Cris concorda. "Enlatados são um produto diferente e uma alternativa ao drinque tradicional em ocasiões que pedem facilidade e rapidez no preparo, como um dia na praia ou na piscina, um evento ou um grande festival", exemplifica.
Porto vê mais espaço para as latinhas e coquetéis engarrafados do que para as máquinas. "Existe uma diferença crucial: nos anos 1990 eles eram bem industrializados e não escondiam isso. Hoje temos um pouco dos dois, temos alguns que trazem o conceito de coquetelaria craft para dentro da garrafa", diz.
Quaranta tem visão semelhante. "Tenho visto latinhas de drinques incríveis nas prateleiras, e elas inclusive indicam tendências internacionais, alertam os bartenders do que se passa lá fora." Para ele, as latas são um complemento que divulga a coquetelaria, não uma concorrência.
Sua excelência, o bar
Para todos eles, a experiência do bar seguirá inigualável. Jacovos enfatiza que uma máquina não substitui o prazer sentido por quem "gosta de sentir o perfume de um gim sendo colocado no mixing glass e misturado com outras bebidas, um twist de limão siciliano torcido na hora?".

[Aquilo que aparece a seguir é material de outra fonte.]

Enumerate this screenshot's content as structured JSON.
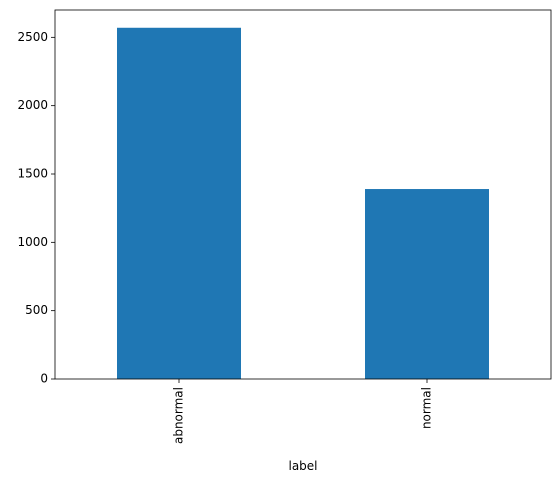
{
  "chart_data": {
    "type": "bar",
    "xlabel": "label",
    "categories": [
      "abnormal",
      "normal"
    ],
    "values": [
      2570,
      1390
    ],
    "color": "#1f77b4",
    "ylim": [
      0,
      2700
    ],
    "yticks": [
      0,
      500,
      1000,
      1500,
      2000,
      2500
    ],
    "grid": false
  }
}
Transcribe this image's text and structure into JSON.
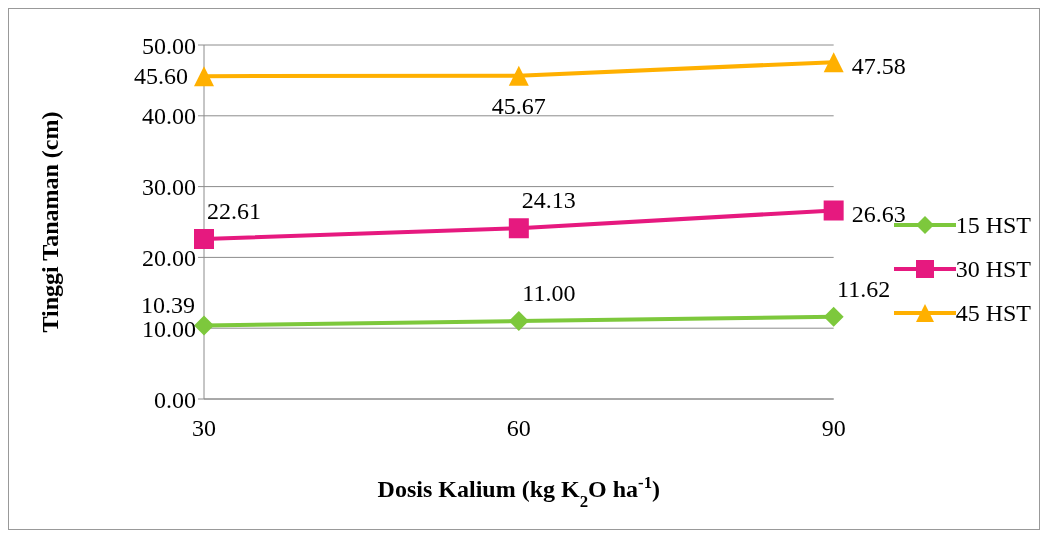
{
  "chart_data": {
    "type": "line",
    "xlabel": "Dosis Kalium (kg K$_{2}$O ha$^{-1}$)",
    "ylabel": "Tinggi Tanaman (cm)",
    "categories": [
      "30",
      "60",
      "90"
    ],
    "series": [
      {
        "name": "15 HST",
        "color": "#7dc83c",
        "marker": "diamond",
        "values": [
          10.39,
          11.0,
          11.62
        ],
        "value_labels": [
          "10.39",
          "11.00",
          "11.62"
        ]
      },
      {
        "name": "30 HST",
        "color": "#e6197f",
        "marker": "square",
        "values": [
          22.61,
          24.13,
          26.63
        ],
        "value_labels": [
          "22.61",
          "24.13",
          "26.63"
        ]
      },
      {
        "name": "45 HST",
        "color": "#ffb000",
        "marker": "triangle",
        "values": [
          45.6,
          45.67,
          47.58
        ],
        "value_labels": [
          "45.60",
          "45.67",
          "47.58"
        ]
      }
    ],
    "ylim": [
      0,
      50
    ],
    "yticks": [
      {
        "value": 0,
        "label": "0.00"
      },
      {
        "value": 10,
        "label": "10.00"
      },
      {
        "value": 20,
        "label": "20.00"
      },
      {
        "value": 30,
        "label": "30.00"
      },
      {
        "value": 40,
        "label": "40.00"
      },
      {
        "value": 50,
        "label": "50.00"
      }
    ],
    "grid": "y",
    "legend": "right",
    "line_style": "solid"
  }
}
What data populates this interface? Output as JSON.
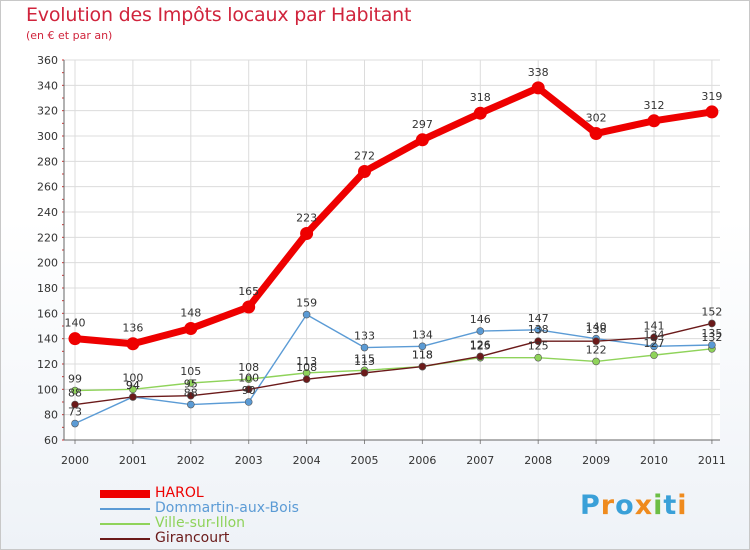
{
  "title": "Evolution des Impôts locaux par Habitant",
  "subtitle": "(en € et par an)",
  "logo": {
    "text": "Proxiti",
    "letters": [
      "P",
      "r",
      "o",
      "x",
      "i",
      "t",
      "i"
    ],
    "colors": [
      "#3aa0d8",
      "#ef8b1e",
      "#3aa0d8",
      "#ef8b1e",
      "#6cbe45",
      "#3aa0d8",
      "#ef8b1e"
    ]
  },
  "chart_data": {
    "type": "line",
    "title": "Evolution des Impôts locaux par Habitant",
    "subtitle": "(en € et par an)",
    "xlabel": "",
    "ylabel": "",
    "x": [
      "2000",
      "2001",
      "2002",
      "2003",
      "2004",
      "2005",
      "2006",
      "2007",
      "2008",
      "2009",
      "2010",
      "2011"
    ],
    "ylim": [
      60,
      360
    ],
    "yticks": [
      60,
      80,
      100,
      120,
      140,
      160,
      180,
      200,
      220,
      240,
      260,
      280,
      300,
      320,
      340,
      360
    ],
    "grid": true,
    "legend_position": "bottom-left",
    "series": [
      {
        "name": "HAROL",
        "color": "#ee0000",
        "values": [
          140,
          136,
          148,
          165,
          223,
          272,
          297,
          318,
          338,
          302,
          312,
          319
        ],
        "labels": [
          "140",
          "136",
          "148",
          "165",
          "223",
          "272",
          "297",
          "318",
          "338",
          "302",
          "312",
          "319"
        ]
      },
      {
        "name": "Dommartin-aux-Bois",
        "color": "#5b9bd5",
        "values": [
          73,
          94,
          88,
          90,
          159,
          133,
          134,
          146,
          147,
          140,
          134,
          135
        ],
        "labels": [
          "73",
          "94",
          "88",
          "90",
          "159",
          "133",
          "134",
          "146",
          "147",
          "140",
          "134",
          "135"
        ]
      },
      {
        "name": "Ville-sur-Illon",
        "color": "#8fd35a",
        "values": [
          99,
          100,
          105,
          108,
          113,
          115,
          118,
          125,
          125,
          122,
          127,
          132
        ],
        "labels": [
          "99",
          "100",
          "105",
          "108",
          "113",
          "115",
          "118",
          "125",
          "125",
          "122",
          "127",
          "132"
        ]
      },
      {
        "name": "Girancourt",
        "color": "#6b1a1a",
        "values": [
          88,
          94,
          95,
          100,
          108,
          113,
          118,
          126,
          138,
          138,
          141,
          152
        ],
        "labels": [
          "88",
          "94",
          "95",
          "100",
          "108",
          "113",
          "118",
          "126",
          "138",
          "138",
          "141",
          "152"
        ]
      }
    ]
  }
}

Quaranta lembra que não se trata apenas do drinque. "Hospitalidade, encantamento. Existe uma troca entre o profissional e o comensal dentro de uma atmosfera que nenhum robô será capaz de criar", diz. "O drinque tradicional, mesmo em casa, requer cuidado e um certo charme e carinho", diz Cris, para quem preparar até o mais simples coquetel "chega a ser uma experiência afetiva".

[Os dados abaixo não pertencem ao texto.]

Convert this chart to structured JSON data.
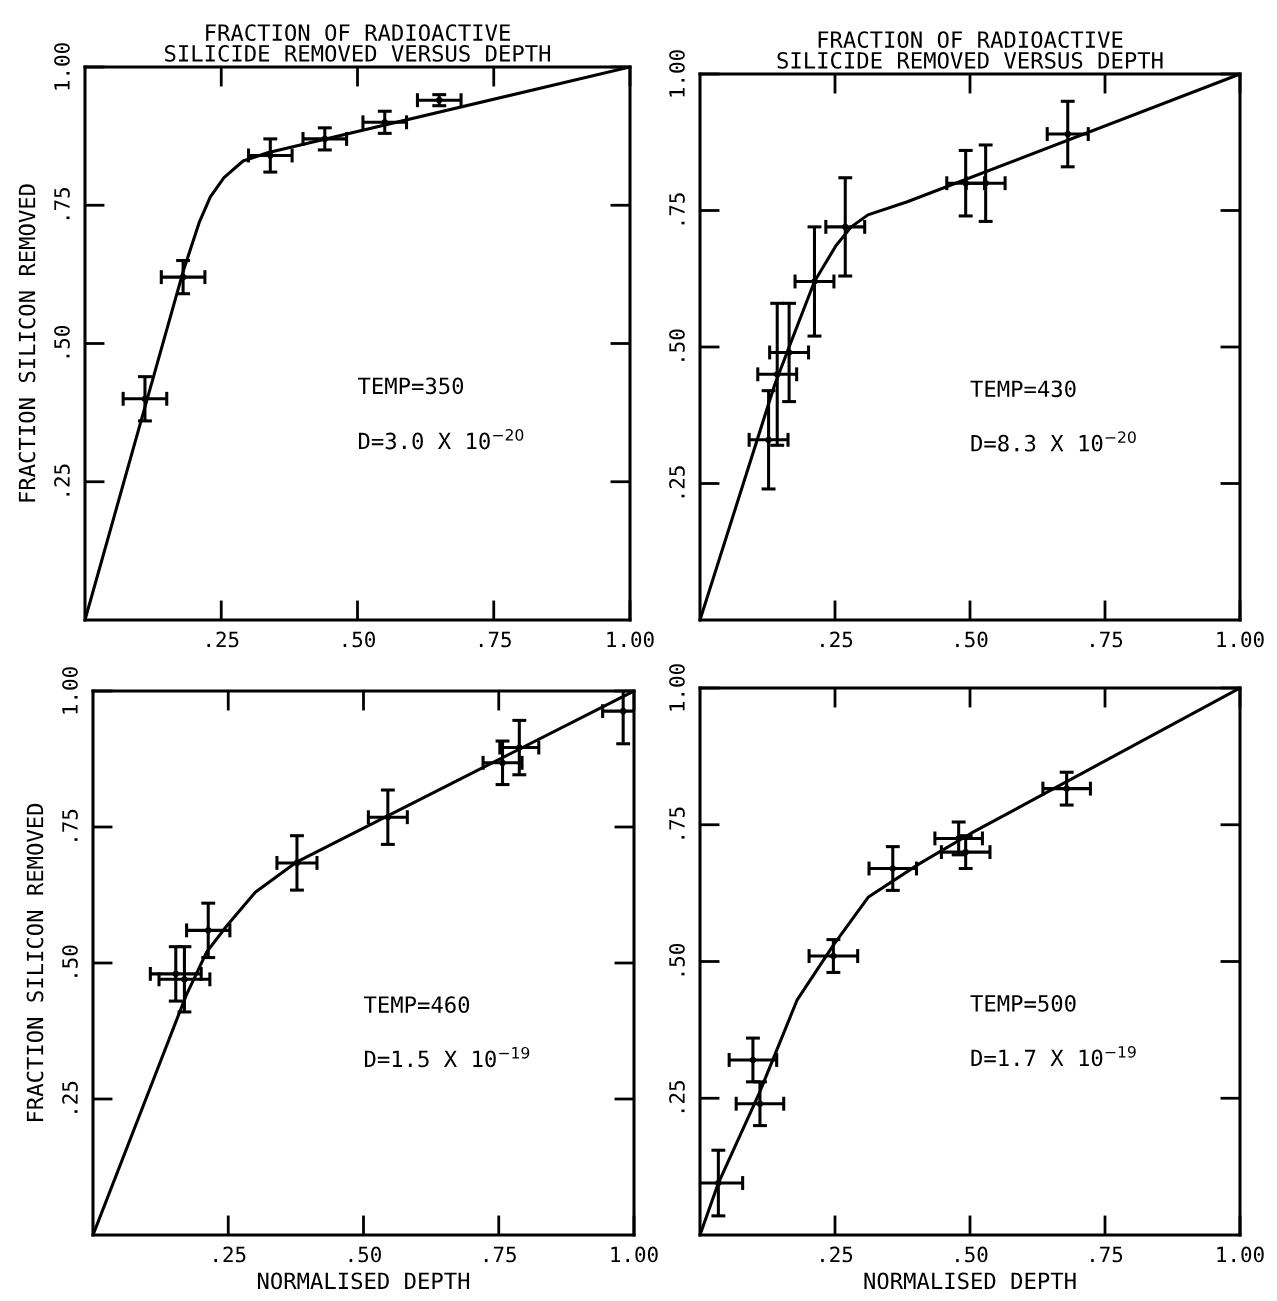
{
  "chart_data": [
    {
      "type": "scatter",
      "title": "FRACTION OF RADIOACTIVE\nSILICIDE REMOVED VERSUS DEPTH",
      "ylabel": "FRACTION SILICON REMOVED",
      "annotations": [
        "TEMP=350",
        "D=3.0 X 10$^{−20}$"
      ],
      "xlim": [
        0,
        1
      ],
      "ylim": [
        0,
        1
      ],
      "xticks": [
        {
          "value": 0.25,
          "label": ".25"
        },
        {
          "value": 0.5,
          "label": ".50"
        },
        {
          "value": 0.75,
          "label": ".75"
        },
        {
          "value": 1.0,
          "label": "1.00"
        }
      ],
      "yticks": [
        {
          "value": 0.25,
          "label": ".25"
        },
        {
          "value": 0.5,
          "label": ".50"
        },
        {
          "value": 0.75,
          "label": ".75"
        },
        {
          "value": 1.0,
          "label": "1.00"
        }
      ],
      "series": [
        {
          "marker": "circle",
          "color": "#000000",
          "x": [
            0.11,
            0.18,
            0.34,
            0.44,
            0.55,
            0.65
          ],
          "values": [
            0.4,
            0.62,
            0.84,
            0.87,
            0.9,
            0.94
          ],
          "errors": [
            0.04,
            0.03,
            0.03,
            0.02,
            0.02,
            0.01
          ],
          "xerrors": [
            0.04,
            0.04,
            0.04,
            0.04,
            0.04,
            0.04
          ]
        },
        {
          "type": "line",
          "color": "#000000",
          "x": [
            0,
            0.1,
            0.18,
            0.21,
            0.23,
            0.255,
            0.29,
            0.335,
            1.0
          ],
          "values": [
            0,
            0.35,
            0.63,
            0.72,
            0.765,
            0.8,
            0.83,
            0.845,
            1.0
          ]
        }
      ]
    },
    {
      "type": "scatter",
      "title": "FRACTION OF RADIOACTIVE\nSILICIDE REMOVED VERSUS DEPTH",
      "annotations": [
        "TEMP=430",
        "D=8.3 X 10$^{−20}$"
      ],
      "xlim": [
        0,
        1
      ],
      "ylim": [
        0,
        1
      ],
      "xticks": [
        {
          "value": 0.25,
          "label": ".25"
        },
        {
          "value": 0.5,
          "label": ".50"
        },
        {
          "value": 0.75,
          "label": ".75"
        },
        {
          "value": 1.0,
          "label": "1.00"
        }
      ],
      "yticks": [
        {
          "value": 0.25,
          "label": ".25"
        },
        {
          "value": 0.5,
          "label": ".50"
        },
        {
          "value": 0.75,
          "label": ".75"
        },
        {
          "value": 1.0,
          "label": "1.00"
        }
      ],
      "series": [
        {
          "marker": "circle",
          "color": "#000000",
          "x": [
            0.127,
            0.143,
            0.165,
            0.212,
            0.269,
            0.492,
            0.529,
            0.681
          ],
          "values": [
            0.33,
            0.45,
            0.49,
            0.62,
            0.72,
            0.8,
            0.8,
            0.89
          ],
          "errors": [
            0.09,
            0.13,
            0.09,
            0.1,
            0.09,
            0.06,
            0.07,
            0.06
          ],
          "xerrors": [
            0.036,
            0.036,
            0.036,
            0.036,
            0.036,
            0.035,
            0.036,
            0.038
          ]
        },
        {
          "type": "line",
          "color": "#000000",
          "x": [
            0,
            0.138,
            0.165,
            0.212,
            0.252,
            0.28,
            0.311,
            0.384,
            1.0
          ],
          "values": [
            0,
            0.43,
            0.5,
            0.62,
            0.686,
            0.72,
            0.742,
            0.766,
            1.0
          ]
        }
      ]
    },
    {
      "type": "scatter",
      "xlabel": "NORMALISED DEPTH",
      "ylabel": "FRACTION SILICON REMOVED",
      "annotations": [
        "TEMP=460",
        "D=1.5 X 10$^{−19}$"
      ],
      "xlim": [
        0,
        1
      ],
      "ylim": [
        0,
        1
      ],
      "xticks": [
        {
          "value": 0.25,
          "label": ".25"
        },
        {
          "value": 0.5,
          "label": ".50"
        },
        {
          "value": 0.75,
          "label": ".75"
        },
        {
          "value": 1.0,
          "label": "1.00"
        }
      ],
      "yticks": [
        {
          "value": 0.25,
          "label": ".25"
        },
        {
          "value": 0.5,
          "label": ".50"
        },
        {
          "value": 0.75,
          "label": ".75"
        },
        {
          "value": 1.0,
          "label": "1.00"
        }
      ],
      "series": [
        {
          "marker": "circle",
          "color": "#000000",
          "x": [
            0.153,
            0.169,
            0.213,
            0.377,
            0.545,
            0.757,
            0.788,
            0.98
          ],
          "values": [
            0.48,
            0.47,
            0.56,
            0.684,
            0.768,
            0.868,
            0.896,
            0.963
          ],
          "errors": [
            0.05,
            0.06,
            0.05,
            0.05,
            0.05,
            0.04,
            0.05,
            0.06
          ],
          "xerrors": [
            0.047,
            0.047,
            0.04,
            0.037,
            0.036,
            0.036,
            0.036,
            0.038
          ]
        },
        {
          "type": "line",
          "color": "#000000",
          "x": [
            0,
            0.172,
            0.21,
            0.247,
            0.3,
            0.377,
            1.0
          ],
          "values": [
            0,
            0.44,
            0.52,
            0.568,
            0.63,
            0.686,
            1.0
          ]
        }
      ]
    },
    {
      "type": "scatter",
      "xlabel": "NORMALISED DEPTH",
      "annotations": [
        "TEMP=500",
        "D=1.7 X 10$^{−19}$"
      ],
      "xlim": [
        0,
        1
      ],
      "ylim": [
        0,
        1
      ],
      "xticks": [
        {
          "value": 0.25,
          "label": ".25"
        },
        {
          "value": 0.5,
          "label": ".50"
        },
        {
          "value": 0.75,
          "label": ".75"
        },
        {
          "value": 1.0,
          "label": "1.00"
        }
      ],
      "yticks": [
        {
          "value": 0.25,
          "label": ".25"
        },
        {
          "value": 0.5,
          "label": ".50"
        },
        {
          "value": 0.75,
          "label": ".75"
        },
        {
          "value": 1.0,
          "label": "1.00"
        }
      ],
      "series": [
        {
          "marker": "circle",
          "color": "#000000",
          "x": [
            0.034,
            0.098,
            0.111,
            0.247,
            0.357,
            0.479,
            0.492,
            0.679
          ],
          "values": [
            0.095,
            0.32,
            0.24,
            0.51,
            0.67,
            0.725,
            0.7,
            0.816
          ],
          "errors": [
            0.06,
            0.04,
            0.04,
            0.03,
            0.04,
            0.03,
            0.03,
            0.03
          ],
          "xerrors": [
            0.045,
            0.044,
            0.044,
            0.045,
            0.044,
            0.044,
            0.045,
            0.044
          ]
        },
        {
          "type": "line",
          "color": "#000000",
          "x": [
            0,
            0.034,
            0.11,
            0.18,
            0.247,
            0.312,
            0.405,
            0.503,
            1.0
          ],
          "values": [
            0,
            0.095,
            0.26,
            0.43,
            0.53,
            0.618,
            0.678,
            0.735,
            1.0
          ]
        }
      ]
    }
  ]
}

Para Porto, são experiências distintas.
Ir a um bar e tomar coquetéis com os amigos ou chamar o pessoal em casa e servir algumas dessas garrafinhas. São propostas diferentes, e acho que há uma convivência pacífica entre elas. E com as máquinas também — exceto se for um androide!"
Além disso, "o bartender não se reduz a um misturador de ingredientes. Sua essência é o serviço no balcão, e ele pode trabalhar na indústria e em outros setores da cadeia de produção", lembra Cris.
A entrada das máquinas no setor pode também se desdobrar em consequências inesperadas. Nos EUA, alguns bares já hackearam as máquinas da Suntory para fazer não só highball com diversos uísques americanos como também usar a alta carbonatação que o aparato oferece para variar outros coquetéis. Brindam os robôs à criatividade humana.